A New Home for HS&HP

by Maura Stephens

 
 


Years in the planning, the new health sciences and human performance building is taking shape at last. Things are now moving along so rapidly that the official groundbreaking ceremony took place on October 23-nearly a month after work on the site began. The new facility should be substantially completed by this time next year and ready for partial occupancy in the spring semester 1999.

"It was time," says School of Health Sciences and Human Performances Dean Richard Miller '69, M.S. '71. "We'd been thinking about facilities expansion for a long time --- since the late 1980s. Our student enrollment has grown, largely because few other undergraduate programs in the country have the dimensions we have. And now we'll be way ahead of the pack. The new facility will enhance our already excellent national reputation as a leader in undergraduate health science education."

Four stories and 90,000 square feet, the facility will incorporate the latest computer-assisted instructional technologies with learning laboratories and therapy clinics.

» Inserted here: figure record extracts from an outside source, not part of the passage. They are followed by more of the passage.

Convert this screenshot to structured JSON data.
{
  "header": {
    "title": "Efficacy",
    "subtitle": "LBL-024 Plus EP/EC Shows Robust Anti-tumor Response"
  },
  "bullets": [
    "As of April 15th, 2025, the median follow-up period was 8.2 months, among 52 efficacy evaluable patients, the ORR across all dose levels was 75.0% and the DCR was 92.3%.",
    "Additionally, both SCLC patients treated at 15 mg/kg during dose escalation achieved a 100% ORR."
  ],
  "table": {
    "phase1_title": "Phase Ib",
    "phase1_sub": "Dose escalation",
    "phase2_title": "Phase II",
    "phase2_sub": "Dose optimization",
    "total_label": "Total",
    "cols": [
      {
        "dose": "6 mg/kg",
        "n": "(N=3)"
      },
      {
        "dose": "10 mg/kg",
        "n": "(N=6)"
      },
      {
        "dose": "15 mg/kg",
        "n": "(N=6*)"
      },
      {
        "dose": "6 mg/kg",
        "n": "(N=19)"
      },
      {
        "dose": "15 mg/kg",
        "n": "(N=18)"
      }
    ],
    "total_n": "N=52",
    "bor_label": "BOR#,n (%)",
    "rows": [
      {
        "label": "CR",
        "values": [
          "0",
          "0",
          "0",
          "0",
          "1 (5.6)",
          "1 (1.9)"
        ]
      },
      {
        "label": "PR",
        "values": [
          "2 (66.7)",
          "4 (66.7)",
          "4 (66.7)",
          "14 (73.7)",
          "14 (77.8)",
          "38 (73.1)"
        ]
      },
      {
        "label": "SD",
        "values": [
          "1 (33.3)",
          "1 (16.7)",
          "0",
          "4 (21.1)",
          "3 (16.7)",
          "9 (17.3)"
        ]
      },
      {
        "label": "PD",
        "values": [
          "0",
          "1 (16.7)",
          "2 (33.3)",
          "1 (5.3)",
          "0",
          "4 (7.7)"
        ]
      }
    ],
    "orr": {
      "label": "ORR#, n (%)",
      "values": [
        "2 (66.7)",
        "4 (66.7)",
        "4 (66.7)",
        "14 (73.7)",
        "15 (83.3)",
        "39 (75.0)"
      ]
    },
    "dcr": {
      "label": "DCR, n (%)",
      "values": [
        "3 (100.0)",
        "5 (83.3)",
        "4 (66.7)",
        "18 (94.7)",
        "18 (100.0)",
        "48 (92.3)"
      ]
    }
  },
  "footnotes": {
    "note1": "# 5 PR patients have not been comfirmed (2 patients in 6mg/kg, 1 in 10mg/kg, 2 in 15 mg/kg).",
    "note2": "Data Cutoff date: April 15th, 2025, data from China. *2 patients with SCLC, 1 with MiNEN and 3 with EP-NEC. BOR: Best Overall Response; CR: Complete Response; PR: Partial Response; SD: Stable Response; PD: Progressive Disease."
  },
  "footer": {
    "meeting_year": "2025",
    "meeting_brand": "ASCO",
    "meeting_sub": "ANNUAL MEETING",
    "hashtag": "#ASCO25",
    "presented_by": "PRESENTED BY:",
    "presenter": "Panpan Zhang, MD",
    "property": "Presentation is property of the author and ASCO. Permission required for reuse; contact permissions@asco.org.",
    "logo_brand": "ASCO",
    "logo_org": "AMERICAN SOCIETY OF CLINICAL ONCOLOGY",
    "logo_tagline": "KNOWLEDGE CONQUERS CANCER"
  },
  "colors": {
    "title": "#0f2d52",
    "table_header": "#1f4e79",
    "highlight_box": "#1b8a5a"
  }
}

A cutting-edge computer center includes a physical therapy learning lab, an open lab area for use by all students, and two classrooms. "The computer and technology center will be accessible during the evenings, too, so that students can practice the technological skills they've learned in classes," says Janet K. Wigglesworth, assistant professor of exercise and sport sciences.

New teaching labs for occupational therapy and physical therapy are truly state-of-the-art. A pediatric lab will have sensorimotor movement equipment to help children develop coordination, balance, and sensory processing as they play. "About a third of occupational therapists work with kids," says Catherine Gordon, director of occupational therapy, "so that will be a well-used lab."

A physical disabilities lab will help students develop skills needed to assist the recovery of physically disabled adults; it also has a specially appointed "activities of daily living" area with a kitchen, bathroom, laundry area, and beds, where students can experience firsthand the challenges faced by handicapped individuals in living independently. Other spaces are earmarked for a neuromuscular lab, modalities lab, and multipurpose lab with kiln, in which students learn splinting and therapeutic use of crafts, among other skills.

A distance-learning classroom will allow faculty and students on the Rochester and Ithaca sites to interact effortlessly. "We'll be using cameras, monitors, and a sophisticated projection unit to transmit images and sound between the campuses-so that instructors can teach a class here, even if they're in Rochester," says Michael Pagliarulo, associate professor and chair of the physical therapy department. Telecommunicating with other sites around the country will also be possible.